How to Write a DARPA BAA White Paper

Defense Grant Writers · January 6, 2026

DARPA Broad Agency Announcements represent some of the most technically demanding and competitively reviewed solicitations in the federal funding landscape. Unlike standard SBIR proposals, DARPA BAAs often require a two-step process: a white paper screening followed by a full proposal invitation. Understanding this structure is critical to your success.

The Two-Step Process

Most DARPA BAAs begin with a white paper submission. This document, typically 5–8 pages, serves as a screening tool. DARPA program managers review white papers to assess whether the proposed concept is responsive to the topic requirements and demonstrates sufficient technical understanding. Only firms recommended after white paper review are invited to submit full proposals.

This means your white paper must accomplish two things simultaneously: demonstrate deep technical credibility and clearly articulate why your approach is novel. You have limited space to do both, so every paragraph must earn its place.

Key Elements of a Strong White Paper

The white paper should open with a clear problem statement that demonstrates you understand the specific challenge DARPA is trying to solve - not a generic restatement of the topic description, but an informed articulation of why existing approaches fall short. This is where many proposals fail: they describe what they want to build rather than why current solutions are inadequate.
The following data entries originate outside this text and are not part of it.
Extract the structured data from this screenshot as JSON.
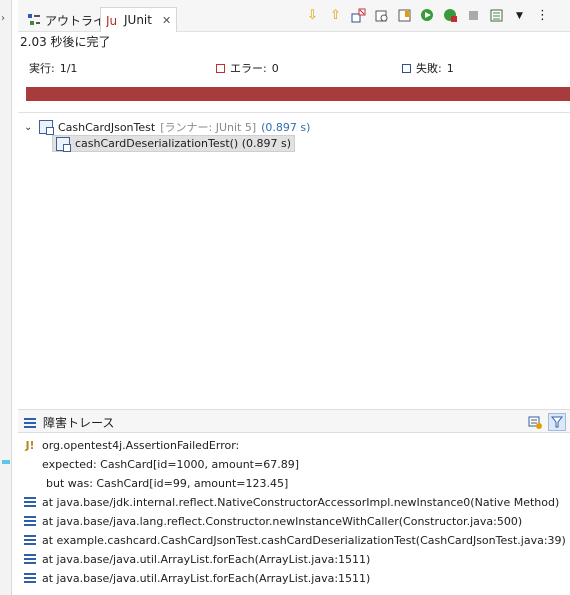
{
  "tabs": {
    "outline_label": "アウトライン",
    "junit_label": "JUnit"
  },
  "icons": {
    "outline": "outline-icon",
    "junit": "junit-icon",
    "close": "close-icon"
  },
  "status": {
    "text": "2.03 秒後に完了"
  },
  "counters": {
    "runs_label": "実行:",
    "runs_value": "1/1",
    "errors_label": "エラー:",
    "errors_value": "0",
    "failures_label": "失敗:",
    "failures_value": "1"
  },
  "progress": {
    "status": "failed",
    "fraction": 1.0,
    "color": "#a83c3c"
  },
  "tree": {
    "root_name": "CashCardJsonTest",
    "root_runner": "[ランナー: JUnit 5]",
    "root_time": "(0.897 s)",
    "child_name": "cashCardDeserializationTest() (0.897 s)"
  },
  "trace": {
    "title": "障害トレース",
    "lines": [
      "org.opentest4j.AssertionFailedError:",
      "expected: CashCard[id=1000, amount=67.89]",
      "but was: CashCard[id=99, amount=123.45]",
      "at java.base/jdk.internal.reflect.NativeConstructorAccessorImpl.newInstance0(Native Method)",
      "at java.base/java.lang.reflect.Constructor.newInstanceWithCaller(Constructor.java:500)",
      "at example.cashcard.CashCardJsonTest.cashCardDeserializationTest(CashCardJsonTest.java:39)",
      "at java.base/java.util.ArrayList.forEach(ArrayList.java:1511)",
      "at java.base/java.util.ArrayList.forEach(ArrayList.java:1511)"
    ]
  },
  "colors": {
    "failure_bar": "#a83c3c",
    "time_text": "#2f6fb0",
    "accent_blue": "#2f5fa8"
  }
}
Your proposed approach should be specific enough to differentiate from competitors but not so detailed that you exhaust your page count. Focus on the key technical innovation - what makes your method fundamentally different from the state of the art. Support performance claims with data, references, or preliminary results where possible.

Team qualifications matter more in DARPA submissions than in most SBIR proposals. DARPA reviewers want evidence that your team has the specific technical expertise to execute the proposed work. Generic biosketches are insufficient - directly connect team members' prior work to the technical challenges in your proposal.

Common Mistakes to Avoid

The most frequent mistake is treating the white paper as a shortened version of a full proposal. It is not. The white paper is a persuasion document - its purpose is to convince the program manager that your concept warrants a full review. Do not include detailed work plans, budgets, or milestone charts at this stage.

Another common error is failing to address the specific evaluation criteria listed in the BAA. DARPA evaluates proposals against stated criteria, not general technical merit. If the BAA lists "technical feasibility" and "potential for military application" as criteria, your white paper must explicitly address both.

Finally, do not assume familiarity. Write as though the reviewer is technically sophisticated but has not read your previous publications. Define acronyms, explain your unique terminology, and make the logic of your approach self-contained within the document.

From White Paper to Full Proposal

If your white paper is selected, the full proposal phase requires substantially more detail: a complete technical volume (typically 15–20 pages), cost proposal using DARPA's template, commercialization strategy, and compliance documentation. The timeline between white paper notification and full proposal deadline is usually 30 days, so having a proposal-ready team is essential.